Now a frail 92-year-old, Hack has chosen to unveil the precious artifacts on Jan. 20 in an unusual joint exhibit at the Armenian Library and Museum of America in Watertown, home of the nation's only permanent display on the Armenian genocide. As the first public unveiling of the objects he kept secret for so long, the exhibit offers some closure to Hack, but it also offers the hope of resolution for members of two communities split over interpretations of history.

[...]

The Armenians understand Jewish suffering, said Hack, who will be joined at the exhibit opening by Armenian genocide survivor Kevork Norian of Arlington.

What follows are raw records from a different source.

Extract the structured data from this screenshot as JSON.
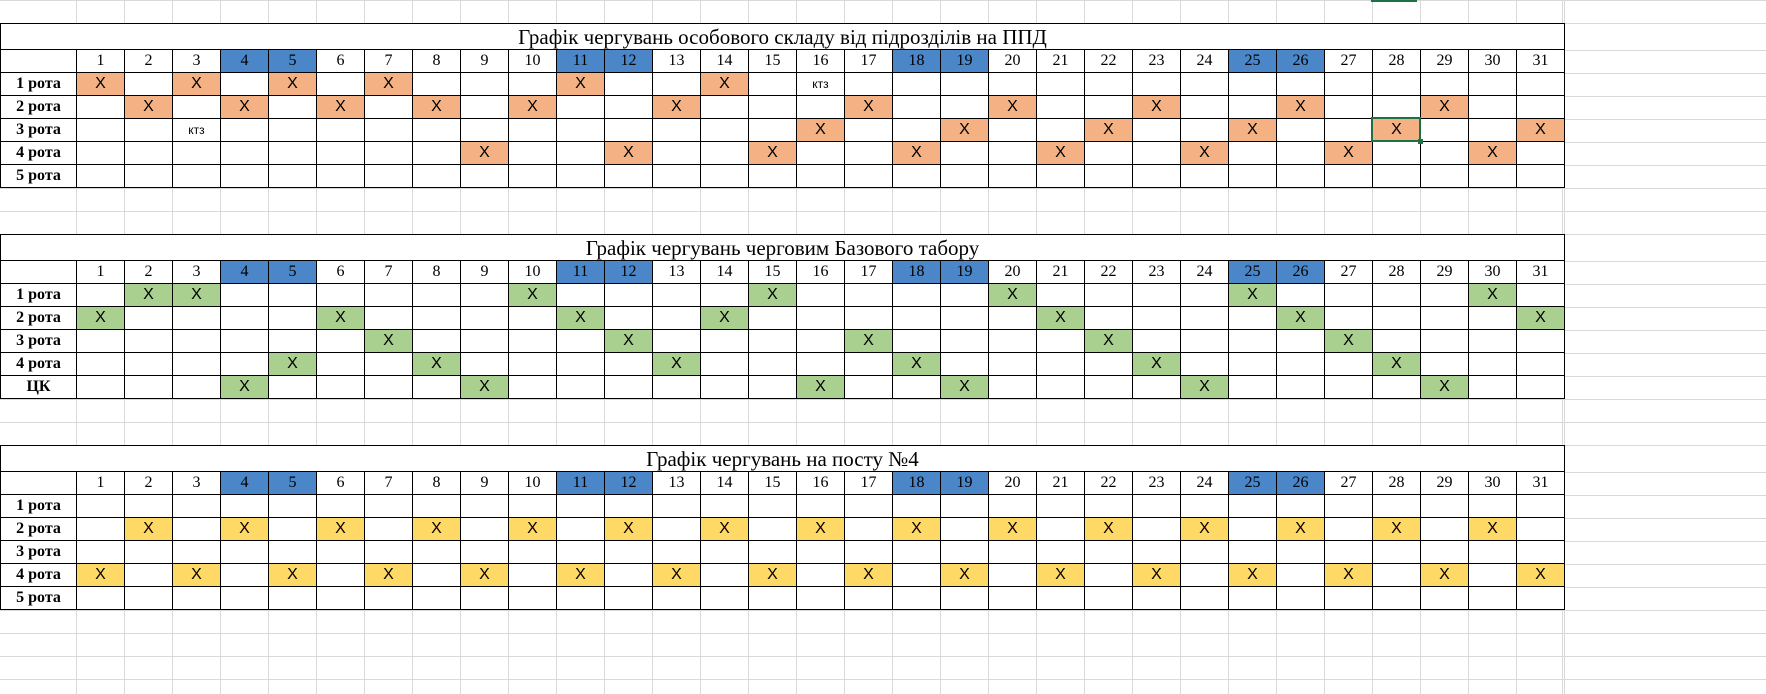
{
  "colors": {
    "weekend_header": "#4a86c8",
    "mark_ppd": "#f4b183",
    "mark_base": "#a9d08e",
    "mark_post": "#ffd966",
    "selection": "#1e7145"
  },
  "days": [
    "1",
    "2",
    "3",
    "4",
    "5",
    "6",
    "7",
    "8",
    "9",
    "10",
    "11",
    "12",
    "13",
    "14",
    "15",
    "16",
    "17",
    "18",
    "19",
    "20",
    "21",
    "22",
    "23",
    "24",
    "25",
    "26",
    "27",
    "28",
    "29",
    "30",
    "31"
  ],
  "weekend_days": [
    4,
    5,
    11,
    12,
    18,
    19,
    25,
    26
  ],
  "mark_text": "Х",
  "schedules": [
    {
      "title": "Графік чергувань особового складу від підрозділів на ППД",
      "mark_color": "#f4b183",
      "rows": [
        {
          "label": "1 рота",
          "marks": [
            1,
            3,
            5,
            7,
            11,
            14
          ],
          "notes": {
            "16": "ктз"
          }
        },
        {
          "label": "2 рота",
          "marks": [
            2,
            4,
            6,
            8,
            10,
            13,
            17,
            20,
            23,
            26,
            29
          ],
          "notes": {}
        },
        {
          "label": "3 рота",
          "marks": [
            16,
            19,
            22,
            25,
            28,
            31
          ],
          "notes": {
            "3": "ктз"
          }
        },
        {
          "label": "4 рота",
          "marks": [
            9,
            12,
            15,
            18,
            21,
            24,
            27,
            30
          ],
          "notes": {}
        },
        {
          "label": "5 рота",
          "marks": [],
          "notes": {}
        }
      ]
    },
    {
      "title": "Графік чергувань черговим Базового табору",
      "mark_color": "#a9d08e",
      "rows": [
        {
          "label": "1 рота",
          "marks": [
            2,
            3,
            10,
            15,
            20,
            25,
            30
          ],
          "notes": {}
        },
        {
          "label": "2 рота",
          "marks": [
            1,
            6,
            11,
            14,
            21,
            26,
            31
          ],
          "notes": {}
        },
        {
          "label": "3 рота",
          "marks": [
            7,
            12,
            17,
            22,
            27
          ],
          "notes": {}
        },
        {
          "label": "4 рота",
          "marks": [
            5,
            8,
            13,
            18,
            23,
            28
          ],
          "notes": {}
        },
        {
          "label": "ЦК",
          "marks": [
            4,
            9,
            16,
            19,
            24,
            29
          ],
          "notes": {}
        }
      ]
    },
    {
      "title": "Графік чергувань на посту №4",
      "mark_color": "#ffd966",
      "rows": [
        {
          "label": "1 рота",
          "marks": [],
          "notes": {}
        },
        {
          "label": "2 рота",
          "marks": [
            2,
            4,
            6,
            8,
            10,
            12,
            14,
            16,
            18,
            20,
            22,
            24,
            26,
            28,
            30
          ],
          "notes": {}
        },
        {
          "label": "3 рота",
          "marks": [],
          "notes": {}
        },
        {
          "label": "4 рота",
          "marks": [
            1,
            3,
            5,
            7,
            9,
            11,
            13,
            15,
            17,
            19,
            21,
            23,
            25,
            27,
            29,
            31
          ],
          "notes": {}
        },
        {
          "label": "5 рота",
          "marks": [],
          "notes": {}
        }
      ]
    }
  ]
}
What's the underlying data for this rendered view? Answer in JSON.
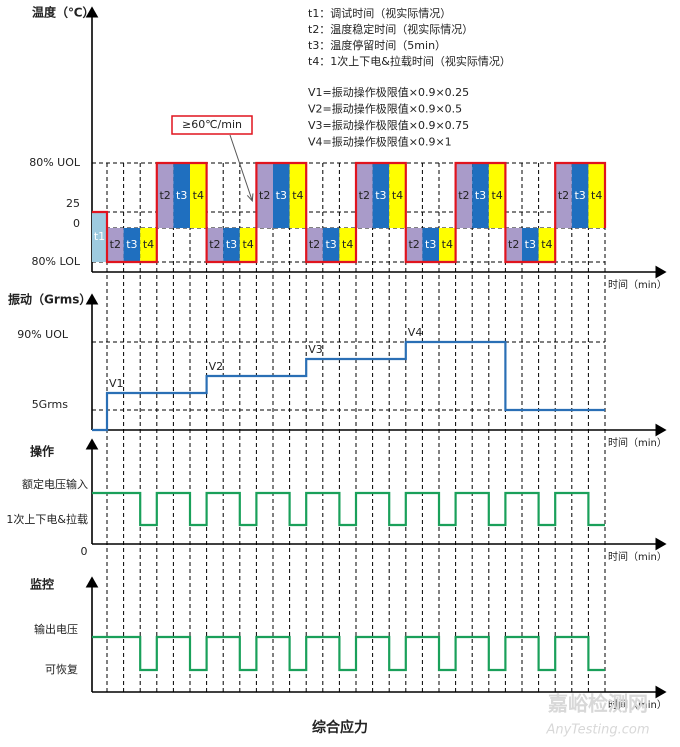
{
  "legend": [
    "t1：调试时间（视实际情况）",
    "t2：温度稳定时间（视实际情况）",
    "t3：温度停留时间（5min）",
    "t4：1次上下电&拉载时间（视实际情况）"
  ],
  "formulas": [
    "V1=振动操作极限值×0.9×0.25",
    "V2=振动操作极限值×0.9×0.5",
    "V3=振动操作极限值×0.9×0.75",
    "V4=振动操作极限值×0.9×1"
  ],
  "ramp_note": "≥60℃/min",
  "phase_labels": [
    "t1",
    "t2",
    "t3",
    "t4"
  ],
  "panels": [
    {
      "title": "温度（℃）",
      "levels": [
        "80% UOL",
        "25",
        "0",
        "80% LOL"
      ],
      "x_label": "时间（min）"
    },
    {
      "title": "振动（Grms）",
      "levels": [
        "90% UOL",
        "5Grms"
      ],
      "steps": [
        "V1",
        "V2",
        "V3",
        "V4"
      ],
      "x_label": "时间（min）"
    },
    {
      "title": "操作",
      "levels": [
        "额定电压输入",
        "1次上下电&拉载"
      ],
      "origin": "0",
      "x_label": "时间（min）"
    },
    {
      "title": "监控",
      "levels": [
        "输出电压",
        "可恢复"
      ],
      "x_label": "时间（min）"
    }
  ],
  "caption": "综合应力",
  "watermark": [
    "嘉峪检测网",
    "AnyTesting.com"
  ]
}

"We have to tell the world what happened. My diary is written on my heart, and I have to tell the world about what I saw," said Hack, a Polish-born Jew who was deported to Auschwitz in 1941 at age 27. His mother, brother, and two sisters were put to death.

Norian, who is also 92, will sit side-by-side with Hack during the two-hour long event, and tell the assembled crowd about his own connection to tragedy. "We can't let these memories die," said Norian. "I do not expect to be around too much longer."

The local showing was organized by Susie Davidson, a writer from Brookline who profiled Hack in her 2005 book about Boston-area Holocaust survivors, "I Refused to Die."

Watertown, home to 8,000 Armenian-Americans, is an ideal place for the joint exhibit to reaffirm relations between the Jewish and Armenian communities, she said, adding her hope that it will also heighten awareness of modern-day genocide.

"You realize how similar suffering is between people who have gone through something like this," said Davidson, who has studied contemporary genocides in Africa, as well as mass murders in Bosnia, Cambodia, and Europe.